Ce poste, Fabrice Gasnier assure qu’il ne l’a pas réclamé. Ça semble tout de même une suite pas illogique au parcours d’un professionnel du vin déjà impliqué dans l’institution depuis 12 ans. Sa philosophie : « Je suis un terrien, j’aime le sol, le sous-sol, les vinerons. Les gens qui travaillent avec moi ce sont mes partenaires. » D’où cette phrase sur l’entraide pour affronter la crise d’aujourd’hui après plusieurs années de gel de printemps répété depuis 2016. « C’est vrai que ça ne pas être plus dramatique que maintenant » observe Mr le Président de l’AOC avant de nuancer son propos : « Quand on regarde les statistiques générales on a bien perdu deux mois de vente mais sur le global ce ne sera peut-être pas si catastrophique. » Autrement dit l’espoir d’un rebond après l’encéphalogramme plat.

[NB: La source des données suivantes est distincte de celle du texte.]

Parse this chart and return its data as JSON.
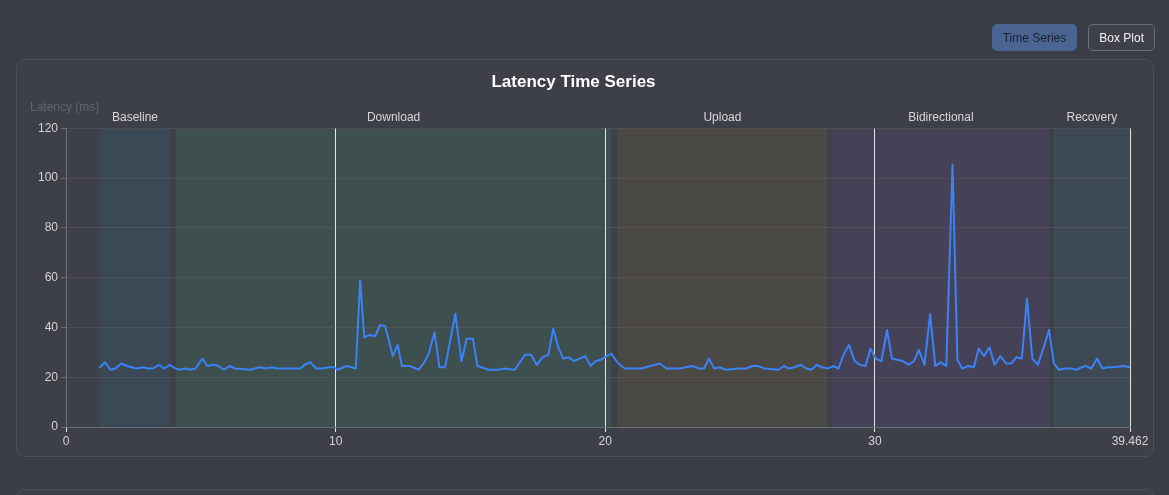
{
  "chart_data": {
    "type": "line",
    "title": "Latency Time Series",
    "ylabel": "Latency (ms)",
    "x": [
      1.26,
      1.45,
      1.65,
      1.83,
      2.05,
      2.27,
      2.61,
      2.86,
      3.04,
      3.23,
      3.44,
      3.64,
      3.85,
      4.06,
      4.24,
      4.43,
      4.6,
      4.8,
      5.06,
      5.24,
      5.47,
      5.65,
      5.86,
      6.06,
      6.27,
      6.83,
      7.2,
      7.42,
      7.64,
      7.83,
      8.32,
      8.7,
      8.84,
      9.07,
      9.28,
      9.5,
      9.75,
      9.94,
      10.07,
      10.42,
      10.75,
      10.91,
      11.06,
      11.26,
      11.47,
      11.65,
      11.84,
      12.12,
      12.3,
      12.46,
      12.77,
      13.07,
      13.26,
      13.44,
      13.67,
      13.85,
      14.06,
      14.44,
      14.67,
      14.86,
      15.09,
      15.26,
      15.67,
      16.04,
      16.25,
      16.65,
      17.02,
      17.25,
      17.46,
      17.68,
      17.89,
      18.07,
      18.26,
      18.44,
      18.63,
      18.85,
      19.25,
      19.46,
      19.65,
      19.83,
      20.05,
      20.23,
      20.48,
      20.73,
      21.16,
      21.35,
      21.65,
      21.84,
      22.02,
      22.27,
      22.77,
      23.23,
      23.48,
      23.67,
      23.84,
      24.04,
      24.25,
      24.47,
      24.93,
      25.23,
      25.46,
      25.67,
      25.91,
      26.43,
      26.63,
      26.81,
      27.02,
      27.25,
      27.46,
      27.64,
      27.85,
      28.04,
      28.26,
      28.44,
      28.65,
      28.84,
      29.04,
      29.25,
      29.43,
      29.65,
      29.84,
      30.03,
      30.24,
      30.45,
      30.63,
      30.82,
      31.04,
      31.26,
      31.45,
      31.63,
      31.84,
      32.05,
      32.24,
      32.44,
      32.65,
      32.88,
      33.06,
      33.24,
      33.45,
      33.67,
      33.85,
      34.05,
      34.25,
      34.44,
      34.65,
      34.87,
      35.06,
      35.24,
      35.45,
      35.64,
      35.84,
      36.05,
      36.26,
      36.46,
      36.64,
      36.83,
      37.04,
      37.26,
      37.47,
      37.66,
      37.84,
      38.03,
      38.24,
      38.44,
      38.64,
      38.85,
      39.24,
      39.462
    ],
    "values": [
      24,
      26,
      23,
      23.5,
      25.5,
      24.5,
      23.5,
      24,
      23.5,
      23.5,
      25,
      23.5,
      25,
      23.5,
      23,
      23.5,
      23,
      23.5,
      27.5,
      24.5,
      25,
      24.5,
      23,
      24.5,
      23.5,
      23,
      24,
      23.5,
      24,
      23.5,
      23.5,
      23.5,
      25,
      26,
      23.5,
      23.5,
      24,
      24,
      23,
      24.5,
      23.5,
      59,
      36,
      37,
      36.5,
      41,
      40.5,
      28.5,
      33,
      24.5,
      24.5,
      23,
      25.5,
      29,
      38,
      24,
      24,
      45.5,
      26.5,
      35.5,
      35.5,
      24.5,
      23,
      23,
      23.5,
      23,
      29,
      29,
      25,
      28,
      29,
      39.5,
      32,
      27.5,
      28,
      26.5,
      28.5,
      24.5,
      26.5,
      27,
      28.5,
      29.5,
      25.5,
      23.5,
      23.5,
      23.5,
      24.5,
      25,
      25.5,
      23.5,
      23.5,
      24.5,
      23.5,
      23.5,
      27.5,
      23.5,
      24,
      23,
      23.5,
      23.5,
      24.5,
      24.5,
      23.5,
      23,
      24.5,
      23.5,
      24,
      25,
      23.5,
      23,
      25,
      24,
      23.5,
      24.5,
      23.5,
      29,
      33,
      26.5,
      25,
      24.5,
      31.5,
      27.5,
      26.5,
      39,
      27.5,
      27,
      26.5,
      25,
      26.5,
      31,
      25,
      45.5,
      24.5,
      26,
      24.5,
      105.5,
      27,
      23.5,
      24.5,
      24,
      31.5,
      28.5,
      32,
      25,
      28.5,
      25.5,
      25.5,
      28,
      27.5,
      51.5,
      27.5,
      25,
      32,
      39,
      25.5,
      23,
      23.5,
      23.5,
      23,
      24,
      24.5,
      23.5,
      27.5,
      23.5,
      24,
      24,
      24.5,
      24
    ],
    "color": "#3b82f6",
    "marker": "none",
    "line_style": "solid",
    "xlim": [
      0,
      39.462
    ],
    "xticks": [
      0,
      10,
      20,
      30,
      39.462
    ],
    "ylim": [
      0,
      120
    ],
    "yticks": [
      0,
      20,
      40,
      60,
      80,
      100,
      120
    ],
    "grid": true,
    "bands": [
      {
        "axis": "x",
        "from": 1.26,
        "to": 3.86,
        "label": "Baseline",
        "color": "#3b4957"
      },
      {
        "axis": "x",
        "from": 4.07,
        "to": 20.23,
        "label": "Download",
        "color": "#3d4f4f"
      },
      {
        "axis": "x",
        "from": 20.45,
        "to": 28.24,
        "label": "Upload",
        "color": "#4a4946"
      },
      {
        "axis": "x",
        "from": 28.41,
        "to": 36.49,
        "label": "Bidirectional",
        "color": "#454257"
      },
      {
        "axis": "x",
        "from": 36.63,
        "to": 39.462,
        "label": "Recovery",
        "color": "#3d4a56"
      }
    ],
    "annotations": [
      "Time Series",
      "Box Plot"
    ]
  }
}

D’autant que jusqu’à preuve du contraire (les spécialistes du vin vous diront qu’il ne faut jamais faire trop de plans sur la comète), 2020 pourrait être une année mémorable : « La vigne est magique, magnifique. Les grappes sont longues, aériennes. Les feuilles d’un très beau vert. Grâce au confinement on ne s’est jamais aussi bien occupés de nos parcelles. Voir ce résultat, psychologiquement, ça fait du bien » sourit Fabrice Gasnier. La quantité ne sera pas forcément exceptionnelle mais les fruits pourraient être d’une qualité plus que supérieure notamment grâce au printemps ensoleillé. Et si la météo suit sur sa lancée, on vendangera les blancs du Chinonais dès la 1ère semaine de septembre et les rouges à peine plus tard.

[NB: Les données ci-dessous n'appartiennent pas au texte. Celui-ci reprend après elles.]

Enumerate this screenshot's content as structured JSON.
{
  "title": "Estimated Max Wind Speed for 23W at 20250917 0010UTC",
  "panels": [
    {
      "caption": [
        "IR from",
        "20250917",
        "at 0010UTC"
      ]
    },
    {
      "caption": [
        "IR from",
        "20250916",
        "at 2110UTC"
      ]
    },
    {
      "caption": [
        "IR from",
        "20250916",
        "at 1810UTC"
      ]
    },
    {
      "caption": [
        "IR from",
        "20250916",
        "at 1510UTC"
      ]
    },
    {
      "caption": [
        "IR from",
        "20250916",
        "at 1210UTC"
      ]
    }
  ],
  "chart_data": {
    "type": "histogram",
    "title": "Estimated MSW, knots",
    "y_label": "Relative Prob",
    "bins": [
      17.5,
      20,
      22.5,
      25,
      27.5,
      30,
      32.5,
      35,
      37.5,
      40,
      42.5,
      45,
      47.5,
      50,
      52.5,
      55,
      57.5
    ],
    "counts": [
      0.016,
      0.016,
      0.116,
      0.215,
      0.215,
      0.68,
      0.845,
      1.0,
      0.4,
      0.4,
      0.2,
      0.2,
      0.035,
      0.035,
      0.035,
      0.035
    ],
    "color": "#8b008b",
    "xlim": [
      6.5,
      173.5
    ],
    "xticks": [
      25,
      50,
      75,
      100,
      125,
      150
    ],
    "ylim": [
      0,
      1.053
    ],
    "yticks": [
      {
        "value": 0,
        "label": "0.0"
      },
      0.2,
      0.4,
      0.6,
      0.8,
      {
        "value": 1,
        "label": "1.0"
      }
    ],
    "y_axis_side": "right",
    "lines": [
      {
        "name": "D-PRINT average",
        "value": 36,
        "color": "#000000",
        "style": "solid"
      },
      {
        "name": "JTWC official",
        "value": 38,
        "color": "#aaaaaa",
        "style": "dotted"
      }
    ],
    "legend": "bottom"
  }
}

Transférer le surplus de vin en vinaigre ?

Certains vignerons se retrouvent dans la panade à cause du confinement : ils ne parviennent pas à stocker tout leur vin. Une alternative leur a été proposée : le distiller pour en faire du vinaigre. « C’est un choix qui appartient au vigneron » nous dit Fabrice Gasnier qui refuse de juger mais estime, à titre personnel, que c’est « dommage » : « Quand on fait des vins de caractère avec un vrai terroir, quand on sait l’énergie que ça demande pour faire 1kg de raisin, c’est inconcevable d’en arriver là. » Le président de l’AOC Chinon espère que le gouvernement et l’Europe iront plus loin pour soutenir la filière.

« On est des guerriers, on ne baisse pas les bras »

« Bien épaule » sur son domaine, Fabrice Gasnier va pouvoir s’en détacher un peu pour consacrer du temps à la présidence de l’appellation. Outre le coronavirus, il doit accompagner la mise en place des dernières recommandations du cahier des charges de l’INAO et accompagner la stratégie globale des vins de Chinon.

« Je ne vais rien inventer mais peut-être appuyer sur certains points » explique celui qui veut encore encourager la montée en gamme de l’appellation, par exemple en encourageant les professionnels d’un même secteur à afficher le nom de leurs lieux-dits sur les étiquettes pour faire « des marques communes ». Fabrice Gasnier prépare également une nouvelle édition des Vignerons dans la Ville à Chinon, un événement post-Covid qui sera l’un des premiers salons des vins de l’année. Rendez-vous fixé début août avant Vignes Vins Randos en septembre puis Les Nourritures Elémentaires à l’automne. « On est des guerriers et on ne baisse pas les bras » tonne le vigneron.